The microbiome, too, may impact psychedelic therapy, in part because bacteria in the gut could influence how the body metabolizes these drugs (30). Garcia-Romeu and colleagues are analyzing how gut microbiome composition influences treatment results.

And then there’s genetics. Some people lack a working version of a gene that codes for an enzyme that metabolizes LSD, for example. For these individuals, trips are longer and more intense, according to a 2021 report by researchers at University Hospital Basel in Switzerland (31).

Increasingly, researchers are taking this sort of personalized medicine approach to many drugs—not just the mind-altering sort. But the psychedelics field has long catered to the individual because of two major additional variables: set and setting.

“Set” is the mindset that someone brings to treatment. “Setting” is the environment where the drug is administered, including everything from music to throw pillows. “You have to tailor these experiences in a way that we are just not accustomed to doing for other sorts of Western medicine,” Mitchell says. “If the environment feels unsafe or threatening, the experience can go very dark very quickly.”

This experiential nature of psychedelics complicates clinical trials. It’s hard to truly “blind” studies. Patients typically know whether they’ve taken a psychedelic, even when researchers offer a lower dose or a nonpsychedelic drug as a placebo (32). So expectations of healing could change people’s outlooks and lead researchers to overestimate the drug’s direct effects. The environment where the drug is administered, which includes the therapists being present, could also sway treatment outcomes in ways that differ between clinics, or even between patients in the same clinic.

Aiming to make these factors more transparent, researchers from Imperial College London recently called on over 70 psychedelics researchers, study participants, and therapists to recommend components of setting that should be reported in clinical trials. The consensus, shared in late summer 2023 at a set and setting workshop in the Netherlands, includes a long list of variables, from whether therapists gave participants verbal instructions to whether flowers were in the room.

The importance of the vast majority of these variables, however, has not been tested experimentally. Instead, therapists rely on their own experience and the shared wisdom of their craft. But that wisdom may not always hold up to scientific scrutiny.

Western classical music, for example, is a standard choice for ambience setting in psychedelics treatments. In a pilot study of psilocybin use for smoking cessation, Garcia-Romeu and colleagues swapped the Western classical soundtrack for one that included instruments such as gongs and a didgeridoo in one of a patient’s two sessions. They then let patients choose between the two soundtracks in a third session. Six of 10 patients selected the non-Western music.

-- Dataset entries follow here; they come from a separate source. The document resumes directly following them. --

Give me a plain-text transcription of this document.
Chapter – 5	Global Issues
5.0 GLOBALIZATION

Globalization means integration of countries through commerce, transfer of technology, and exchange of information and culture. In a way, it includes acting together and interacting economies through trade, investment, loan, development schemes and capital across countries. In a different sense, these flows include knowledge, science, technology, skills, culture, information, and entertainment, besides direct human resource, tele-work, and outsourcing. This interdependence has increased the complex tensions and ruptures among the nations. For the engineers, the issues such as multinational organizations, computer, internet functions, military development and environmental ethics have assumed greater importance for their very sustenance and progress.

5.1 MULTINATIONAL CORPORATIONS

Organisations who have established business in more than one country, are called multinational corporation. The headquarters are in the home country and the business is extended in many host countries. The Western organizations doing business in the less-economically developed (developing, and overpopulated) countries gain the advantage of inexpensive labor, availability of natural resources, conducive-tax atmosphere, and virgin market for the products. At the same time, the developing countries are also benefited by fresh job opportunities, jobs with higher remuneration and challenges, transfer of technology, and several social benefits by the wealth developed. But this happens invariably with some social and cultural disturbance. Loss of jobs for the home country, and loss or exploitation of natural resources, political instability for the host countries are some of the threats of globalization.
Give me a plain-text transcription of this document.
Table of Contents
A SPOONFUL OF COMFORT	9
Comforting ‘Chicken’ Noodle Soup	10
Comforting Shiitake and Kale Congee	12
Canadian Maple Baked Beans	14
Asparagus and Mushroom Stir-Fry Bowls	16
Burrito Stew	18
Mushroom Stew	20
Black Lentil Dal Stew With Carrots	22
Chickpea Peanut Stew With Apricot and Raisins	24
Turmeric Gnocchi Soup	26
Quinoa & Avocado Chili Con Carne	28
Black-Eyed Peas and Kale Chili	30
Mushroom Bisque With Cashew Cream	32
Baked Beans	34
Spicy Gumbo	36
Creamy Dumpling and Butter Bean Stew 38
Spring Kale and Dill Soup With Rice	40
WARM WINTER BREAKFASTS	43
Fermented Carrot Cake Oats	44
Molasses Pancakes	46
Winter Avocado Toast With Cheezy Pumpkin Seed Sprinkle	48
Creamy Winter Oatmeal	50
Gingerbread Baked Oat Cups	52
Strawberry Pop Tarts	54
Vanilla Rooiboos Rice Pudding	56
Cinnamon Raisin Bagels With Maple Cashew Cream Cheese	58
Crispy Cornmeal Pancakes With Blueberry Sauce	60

And there was no statistically significant difference in treatment outcomes (33).

Mitchell worries that results from recent clinical trials will convince people that the drugs are safe anywhere, when, in reality, researchers are still figuring out under what conditions they actually help. All of this work also continues to take place in the shadow of a complicated history. The psychedelics research community is still recovering from when these drugs lost favor in the 1970s, Mitchell says. Credible, safe treatments, she says, will only come through sound experimental approaches that “evaluate exactly when and how and if and why the drugs are effective.”